Sie ist die Höchstgeschwindigkeit für die Vorbeifahrt an auf derselben Fahrbahn haltenden Linien- und Schulbussen, die an der Haltestelle das Warnblinklicht eingeschaltet haben, unabhängig von der Fahrtrichtung.[14] An öffentlichen Verkehrsmitteln darf während des Fahrgastwechsels rechts – in Österreich auf der Seite, auf der er stattfindet –[15] nur mit Schrittgeschwindigkeit vorbeigefahren werden.[16]
Sie ist ebenso Höchstgeschwindigkeit im verkehrsberuhigten Bereich (§ 42 StVO, Zeichen 325.1). Benutzt Fahrverkehr Gehwege (§ 41 StVO, Zeichen 239) oder Fußgängerzonen (§ 41 StVO, Zeichen 242.1), beispielsweise bei Freigabe durch das Zusatzzeichen 1022-10 „Radverkehr frei“ , darf dieser höchstens mit Schrittgeschwindigkeit fahren.
Gemäß § 11 Abs. 2 ist bis zu einem Verkehrsfluss in Schrittgeschwindigkeit auf Autobahnen sowie auf Außerortsstraßen mit mindestens zwei Fahrstreifen für eine Richtung eine Rettungsgasse zu bilden, bei höherer Geschwindigkeit jedoch nicht mehr.
Laut § 21a Abs. 1 Nr. 3 braucht bei Fahrten mit Schrittgeschwindigkeit wie Rückwärtsfahren und Fahrten auf Parkplätzen kein Sicherheitsgurt angelegt zu werden.
Die deutsche Fahrdienstvorschrift für nichtbundeseigene Eisenbahnen definiert die Schrittgeschwindigkeit mit 5 km/h.[17]
Durch Menschenkraft, sonstige Tiere, straßenfahrbare Geräte und Kraftfahrzeuge dürfen Schienenfahrzeuge höchstens mit Schrittgeschwindigkeit verschoben werden.[18]
Bei der Sicherung von Bahnübergängen durch den Triebfahrzeugführer oder Posten, sowie bei defekter Pfeifeinrichtung an Bahnübergängen, vor denen zu pfeifen ist,[19] darf der Bahnübergang, bis das erste Fahrzeug die Straßenmitte erreicht hat, nur mit Schrittgeschwindigkeit befahren werden.[20][21]

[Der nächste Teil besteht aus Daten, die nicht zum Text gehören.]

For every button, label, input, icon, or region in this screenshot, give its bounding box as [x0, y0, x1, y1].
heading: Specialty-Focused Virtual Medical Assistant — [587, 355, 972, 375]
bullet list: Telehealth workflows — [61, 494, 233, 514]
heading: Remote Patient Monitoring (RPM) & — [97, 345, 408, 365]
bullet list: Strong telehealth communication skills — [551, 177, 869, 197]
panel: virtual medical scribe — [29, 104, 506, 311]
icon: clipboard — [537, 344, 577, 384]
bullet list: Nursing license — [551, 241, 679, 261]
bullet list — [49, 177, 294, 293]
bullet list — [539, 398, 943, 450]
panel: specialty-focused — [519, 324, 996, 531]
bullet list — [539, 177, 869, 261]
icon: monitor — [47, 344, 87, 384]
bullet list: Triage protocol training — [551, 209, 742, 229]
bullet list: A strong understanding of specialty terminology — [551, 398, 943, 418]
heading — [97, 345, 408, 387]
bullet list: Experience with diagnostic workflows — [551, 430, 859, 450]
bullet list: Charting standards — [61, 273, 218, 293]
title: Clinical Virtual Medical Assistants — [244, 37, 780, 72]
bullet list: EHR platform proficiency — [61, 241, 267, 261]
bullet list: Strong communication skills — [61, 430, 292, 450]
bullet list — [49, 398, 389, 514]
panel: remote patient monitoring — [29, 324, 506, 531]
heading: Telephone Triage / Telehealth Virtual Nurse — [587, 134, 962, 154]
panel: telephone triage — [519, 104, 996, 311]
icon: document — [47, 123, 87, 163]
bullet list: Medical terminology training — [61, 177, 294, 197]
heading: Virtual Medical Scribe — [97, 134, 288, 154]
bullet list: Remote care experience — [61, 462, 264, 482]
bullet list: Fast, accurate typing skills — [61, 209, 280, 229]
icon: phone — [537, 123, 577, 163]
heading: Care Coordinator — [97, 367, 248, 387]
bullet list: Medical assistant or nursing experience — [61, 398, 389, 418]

Wurde durch eine Heißläuferortungsanlage ein Heißläufer an einem Zug erkannt und dieser am Einfahrsignal eines Bahnhofs angehalten, darf er höchstens mit Schrittgeschwindigkeit in den Bahnhof einfahren, wenn er dort (statt direkt am Einfahrsignal) untersucht werden soll.[22]
Gestörte Rückfallweichen dürfen gegen die Spitze höchstens mit Schrittgeschwindigkeit befahren werden.[23]
In vielen Werkshallen von Eisenbahnen dürfen Schienenfahrzeuge höchstens mit Schrittgeschwindigkeit fahren, wobei ergänzend meist 5 km/h, teils auch 7 km/h oder 3 km/h, als Höchstgeschwindigkeit vorgeschrieben ist.
Bei manchen Eisenbahnverkehrsunternehmen ist als Verschärfung der bei allen Unternehmen geltenden Vorschriften vorgeschrieben, bei „unsichtigem Wetter“ beim Fahren auf Sicht höchstens mit Schrittgeschwindigkeit zu fahren.[24]